The Commonwealth has already committed to such a study, and a scoping study in this area was completed by the Australian Institute of Family Studies in May 2017.

Both around the world and in Australia, the importance of preventing elder abuse has grown as the population ages.

In 2014/15, data from the Australian Bureau of Statistics suggests that around 15 percent of the population were aged 65 or older – a portion expected to grow to 23 percent by the year 2055.
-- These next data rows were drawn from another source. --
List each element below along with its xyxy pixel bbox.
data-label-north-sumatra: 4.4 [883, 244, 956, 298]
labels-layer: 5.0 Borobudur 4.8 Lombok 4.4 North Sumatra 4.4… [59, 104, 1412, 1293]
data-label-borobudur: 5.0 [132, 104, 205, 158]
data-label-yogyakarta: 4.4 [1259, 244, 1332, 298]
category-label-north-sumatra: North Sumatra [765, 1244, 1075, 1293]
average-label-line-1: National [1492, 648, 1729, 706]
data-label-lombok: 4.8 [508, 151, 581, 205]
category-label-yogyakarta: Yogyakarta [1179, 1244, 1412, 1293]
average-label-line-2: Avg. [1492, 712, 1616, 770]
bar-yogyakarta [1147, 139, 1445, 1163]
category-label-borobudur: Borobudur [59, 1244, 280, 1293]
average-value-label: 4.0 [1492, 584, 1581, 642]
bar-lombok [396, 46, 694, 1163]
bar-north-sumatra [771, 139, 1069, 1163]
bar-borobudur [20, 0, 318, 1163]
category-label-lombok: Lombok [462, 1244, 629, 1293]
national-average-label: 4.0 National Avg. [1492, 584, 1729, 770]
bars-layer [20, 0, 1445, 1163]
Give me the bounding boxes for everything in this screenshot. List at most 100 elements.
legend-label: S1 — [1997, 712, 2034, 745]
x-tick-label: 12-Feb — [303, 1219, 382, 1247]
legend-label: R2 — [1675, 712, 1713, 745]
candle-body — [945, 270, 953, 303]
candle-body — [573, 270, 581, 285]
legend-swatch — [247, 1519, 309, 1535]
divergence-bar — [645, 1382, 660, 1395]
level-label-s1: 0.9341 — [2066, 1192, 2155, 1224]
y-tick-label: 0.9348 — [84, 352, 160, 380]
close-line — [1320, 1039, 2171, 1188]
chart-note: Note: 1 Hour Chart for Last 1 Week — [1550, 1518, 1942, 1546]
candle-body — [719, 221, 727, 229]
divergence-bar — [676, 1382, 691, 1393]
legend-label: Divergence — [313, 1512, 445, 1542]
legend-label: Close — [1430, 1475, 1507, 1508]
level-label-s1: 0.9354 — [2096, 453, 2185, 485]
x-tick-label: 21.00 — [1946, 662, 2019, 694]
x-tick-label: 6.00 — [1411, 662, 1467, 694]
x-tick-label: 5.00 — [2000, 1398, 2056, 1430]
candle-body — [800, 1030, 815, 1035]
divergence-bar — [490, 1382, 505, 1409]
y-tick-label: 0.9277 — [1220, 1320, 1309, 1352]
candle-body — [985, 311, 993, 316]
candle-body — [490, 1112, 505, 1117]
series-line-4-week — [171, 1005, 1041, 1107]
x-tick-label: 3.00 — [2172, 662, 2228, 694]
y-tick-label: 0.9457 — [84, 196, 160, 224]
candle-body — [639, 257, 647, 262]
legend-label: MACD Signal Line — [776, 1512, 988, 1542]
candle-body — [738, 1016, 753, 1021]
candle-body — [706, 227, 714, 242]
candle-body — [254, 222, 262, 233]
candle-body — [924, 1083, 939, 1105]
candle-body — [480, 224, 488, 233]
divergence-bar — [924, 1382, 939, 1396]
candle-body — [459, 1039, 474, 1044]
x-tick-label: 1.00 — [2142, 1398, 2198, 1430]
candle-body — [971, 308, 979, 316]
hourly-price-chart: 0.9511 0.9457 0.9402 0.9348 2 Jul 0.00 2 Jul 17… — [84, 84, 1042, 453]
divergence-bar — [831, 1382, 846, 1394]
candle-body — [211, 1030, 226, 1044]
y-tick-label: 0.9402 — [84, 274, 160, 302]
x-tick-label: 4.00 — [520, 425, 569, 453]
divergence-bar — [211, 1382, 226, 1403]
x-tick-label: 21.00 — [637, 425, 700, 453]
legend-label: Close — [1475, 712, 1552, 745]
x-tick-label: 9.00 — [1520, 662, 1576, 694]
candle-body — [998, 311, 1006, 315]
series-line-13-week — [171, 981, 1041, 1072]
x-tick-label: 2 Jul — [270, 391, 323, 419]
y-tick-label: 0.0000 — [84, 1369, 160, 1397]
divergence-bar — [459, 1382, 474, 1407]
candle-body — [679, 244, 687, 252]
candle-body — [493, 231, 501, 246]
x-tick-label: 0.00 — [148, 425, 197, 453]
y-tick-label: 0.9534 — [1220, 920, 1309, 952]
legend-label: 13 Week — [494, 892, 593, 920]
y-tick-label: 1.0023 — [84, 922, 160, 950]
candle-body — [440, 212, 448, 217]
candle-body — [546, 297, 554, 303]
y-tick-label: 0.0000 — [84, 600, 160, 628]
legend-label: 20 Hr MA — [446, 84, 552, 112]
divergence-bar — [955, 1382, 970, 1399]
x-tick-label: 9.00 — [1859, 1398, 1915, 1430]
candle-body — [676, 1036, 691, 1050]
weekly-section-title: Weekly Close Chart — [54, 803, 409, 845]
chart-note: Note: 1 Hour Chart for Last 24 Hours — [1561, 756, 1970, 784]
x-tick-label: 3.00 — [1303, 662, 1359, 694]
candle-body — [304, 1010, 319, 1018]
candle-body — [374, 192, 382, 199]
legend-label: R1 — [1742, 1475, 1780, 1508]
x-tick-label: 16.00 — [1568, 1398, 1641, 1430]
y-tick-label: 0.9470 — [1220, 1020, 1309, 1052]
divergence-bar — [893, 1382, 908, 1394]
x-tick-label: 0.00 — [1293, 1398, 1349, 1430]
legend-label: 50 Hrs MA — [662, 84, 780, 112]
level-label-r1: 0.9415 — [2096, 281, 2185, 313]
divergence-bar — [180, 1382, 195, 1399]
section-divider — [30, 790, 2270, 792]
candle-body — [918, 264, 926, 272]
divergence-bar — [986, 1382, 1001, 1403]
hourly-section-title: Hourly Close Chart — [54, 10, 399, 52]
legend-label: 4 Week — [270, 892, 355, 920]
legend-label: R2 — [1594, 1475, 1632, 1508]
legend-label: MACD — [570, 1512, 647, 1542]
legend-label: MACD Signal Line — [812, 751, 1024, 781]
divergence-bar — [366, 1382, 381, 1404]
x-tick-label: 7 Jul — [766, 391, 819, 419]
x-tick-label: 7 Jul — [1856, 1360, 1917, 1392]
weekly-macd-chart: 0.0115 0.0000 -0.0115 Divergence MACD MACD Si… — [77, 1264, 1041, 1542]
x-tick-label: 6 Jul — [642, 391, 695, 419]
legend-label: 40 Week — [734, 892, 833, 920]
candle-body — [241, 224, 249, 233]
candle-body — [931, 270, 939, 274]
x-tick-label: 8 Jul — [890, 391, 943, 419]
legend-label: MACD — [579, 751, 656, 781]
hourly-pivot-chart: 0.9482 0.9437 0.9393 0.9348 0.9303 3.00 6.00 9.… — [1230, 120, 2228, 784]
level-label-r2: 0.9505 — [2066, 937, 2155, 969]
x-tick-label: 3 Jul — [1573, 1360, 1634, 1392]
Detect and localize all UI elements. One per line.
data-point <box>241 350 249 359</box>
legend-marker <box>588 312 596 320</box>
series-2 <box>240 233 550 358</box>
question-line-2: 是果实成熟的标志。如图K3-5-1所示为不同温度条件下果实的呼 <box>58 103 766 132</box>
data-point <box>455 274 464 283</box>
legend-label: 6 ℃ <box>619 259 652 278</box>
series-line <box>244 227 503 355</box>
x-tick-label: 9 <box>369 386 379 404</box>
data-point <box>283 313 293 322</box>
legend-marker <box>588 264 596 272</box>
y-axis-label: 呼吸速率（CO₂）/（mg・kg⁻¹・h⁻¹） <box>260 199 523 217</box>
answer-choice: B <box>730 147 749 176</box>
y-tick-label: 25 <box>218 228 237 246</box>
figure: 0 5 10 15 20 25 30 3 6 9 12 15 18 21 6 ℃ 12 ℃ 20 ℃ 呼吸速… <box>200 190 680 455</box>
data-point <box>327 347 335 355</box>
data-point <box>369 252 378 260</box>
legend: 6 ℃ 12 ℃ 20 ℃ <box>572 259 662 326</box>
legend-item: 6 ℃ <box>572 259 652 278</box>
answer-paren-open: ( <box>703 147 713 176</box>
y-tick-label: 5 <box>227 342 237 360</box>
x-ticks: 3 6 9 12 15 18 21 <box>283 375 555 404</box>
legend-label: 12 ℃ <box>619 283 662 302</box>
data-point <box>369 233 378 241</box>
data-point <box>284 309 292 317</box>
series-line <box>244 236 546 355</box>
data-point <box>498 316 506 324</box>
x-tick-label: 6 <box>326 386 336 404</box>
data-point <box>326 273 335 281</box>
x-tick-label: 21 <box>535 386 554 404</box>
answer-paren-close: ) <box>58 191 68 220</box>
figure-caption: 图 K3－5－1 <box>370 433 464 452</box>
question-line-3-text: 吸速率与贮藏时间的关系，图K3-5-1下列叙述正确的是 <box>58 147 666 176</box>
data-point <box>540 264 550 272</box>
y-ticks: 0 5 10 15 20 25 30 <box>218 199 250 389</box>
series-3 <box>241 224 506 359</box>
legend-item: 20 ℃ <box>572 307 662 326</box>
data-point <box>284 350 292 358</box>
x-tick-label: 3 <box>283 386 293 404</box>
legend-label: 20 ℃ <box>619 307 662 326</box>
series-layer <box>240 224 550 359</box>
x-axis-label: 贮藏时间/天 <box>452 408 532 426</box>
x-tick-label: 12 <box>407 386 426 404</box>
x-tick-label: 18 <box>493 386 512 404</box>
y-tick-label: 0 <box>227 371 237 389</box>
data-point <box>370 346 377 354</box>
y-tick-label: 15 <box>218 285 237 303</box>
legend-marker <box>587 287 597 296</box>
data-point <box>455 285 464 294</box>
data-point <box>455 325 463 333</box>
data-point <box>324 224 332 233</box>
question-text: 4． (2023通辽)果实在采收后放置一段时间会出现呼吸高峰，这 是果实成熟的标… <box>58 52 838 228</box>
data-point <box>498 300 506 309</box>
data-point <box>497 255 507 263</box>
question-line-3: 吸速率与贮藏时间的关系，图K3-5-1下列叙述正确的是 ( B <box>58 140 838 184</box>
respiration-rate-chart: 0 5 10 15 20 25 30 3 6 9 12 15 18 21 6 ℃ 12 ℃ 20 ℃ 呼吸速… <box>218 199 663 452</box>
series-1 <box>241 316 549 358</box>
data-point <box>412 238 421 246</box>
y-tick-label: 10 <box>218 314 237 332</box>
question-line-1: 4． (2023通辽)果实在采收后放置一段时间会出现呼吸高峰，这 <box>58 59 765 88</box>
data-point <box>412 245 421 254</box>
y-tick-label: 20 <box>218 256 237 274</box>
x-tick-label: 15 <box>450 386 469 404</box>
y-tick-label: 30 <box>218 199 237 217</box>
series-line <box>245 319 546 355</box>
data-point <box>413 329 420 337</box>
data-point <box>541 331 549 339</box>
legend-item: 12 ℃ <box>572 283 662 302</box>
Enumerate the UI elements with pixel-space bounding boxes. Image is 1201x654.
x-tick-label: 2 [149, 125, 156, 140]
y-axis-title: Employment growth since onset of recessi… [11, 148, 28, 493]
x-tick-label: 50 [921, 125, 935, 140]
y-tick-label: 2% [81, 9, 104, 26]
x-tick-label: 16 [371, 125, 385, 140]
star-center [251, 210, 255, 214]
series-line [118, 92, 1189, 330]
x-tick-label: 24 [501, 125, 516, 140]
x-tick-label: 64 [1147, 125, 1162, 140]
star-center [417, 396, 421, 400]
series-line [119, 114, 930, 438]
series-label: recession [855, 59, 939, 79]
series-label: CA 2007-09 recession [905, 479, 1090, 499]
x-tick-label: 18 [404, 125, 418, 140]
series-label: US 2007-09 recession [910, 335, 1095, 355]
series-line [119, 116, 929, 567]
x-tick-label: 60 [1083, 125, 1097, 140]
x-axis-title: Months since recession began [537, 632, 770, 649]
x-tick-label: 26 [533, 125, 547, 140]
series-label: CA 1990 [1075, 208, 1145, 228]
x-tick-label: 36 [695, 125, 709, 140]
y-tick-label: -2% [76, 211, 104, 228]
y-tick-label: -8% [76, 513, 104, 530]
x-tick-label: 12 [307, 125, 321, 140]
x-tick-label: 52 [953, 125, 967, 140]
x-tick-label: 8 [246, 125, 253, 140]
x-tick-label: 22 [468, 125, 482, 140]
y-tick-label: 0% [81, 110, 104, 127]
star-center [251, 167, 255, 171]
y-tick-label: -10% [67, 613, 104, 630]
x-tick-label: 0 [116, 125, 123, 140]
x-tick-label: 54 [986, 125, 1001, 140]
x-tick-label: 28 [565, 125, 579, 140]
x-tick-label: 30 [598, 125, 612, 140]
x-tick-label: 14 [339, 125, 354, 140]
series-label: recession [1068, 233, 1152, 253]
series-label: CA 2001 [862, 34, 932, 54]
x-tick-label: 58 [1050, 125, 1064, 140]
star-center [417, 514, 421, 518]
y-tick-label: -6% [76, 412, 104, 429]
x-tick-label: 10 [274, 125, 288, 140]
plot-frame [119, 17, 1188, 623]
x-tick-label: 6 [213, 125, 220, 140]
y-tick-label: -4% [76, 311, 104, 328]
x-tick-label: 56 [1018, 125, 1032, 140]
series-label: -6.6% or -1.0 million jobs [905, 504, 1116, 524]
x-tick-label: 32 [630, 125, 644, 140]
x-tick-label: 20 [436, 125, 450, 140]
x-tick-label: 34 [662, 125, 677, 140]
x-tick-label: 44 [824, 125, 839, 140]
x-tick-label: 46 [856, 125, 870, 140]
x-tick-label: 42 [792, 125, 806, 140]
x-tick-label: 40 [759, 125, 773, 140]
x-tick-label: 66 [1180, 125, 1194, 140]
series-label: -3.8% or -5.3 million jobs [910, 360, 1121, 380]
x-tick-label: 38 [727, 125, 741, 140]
Elder abuse can take many forms, including physical (e.g. pushing, shoving or rough handling, use of restrictive practices), emotional (e.g. bullying, verbal abuse, withdrawing affection), financial (e.g. stealing money, abusing power of attorney arrangements), sexual and neglect (e.g. failing to provide food, shelter or medical care).

Welcoming the report, Brandis said the government was considering its recommendations.

He says protection of older Australiana is a responsibility shared by all.

“All Australians have rights which do not in any way diminish with age,” Brandis said.

“These rights, built on a foundation of autonomy and dignity, are at the core of the ALRC’s work.”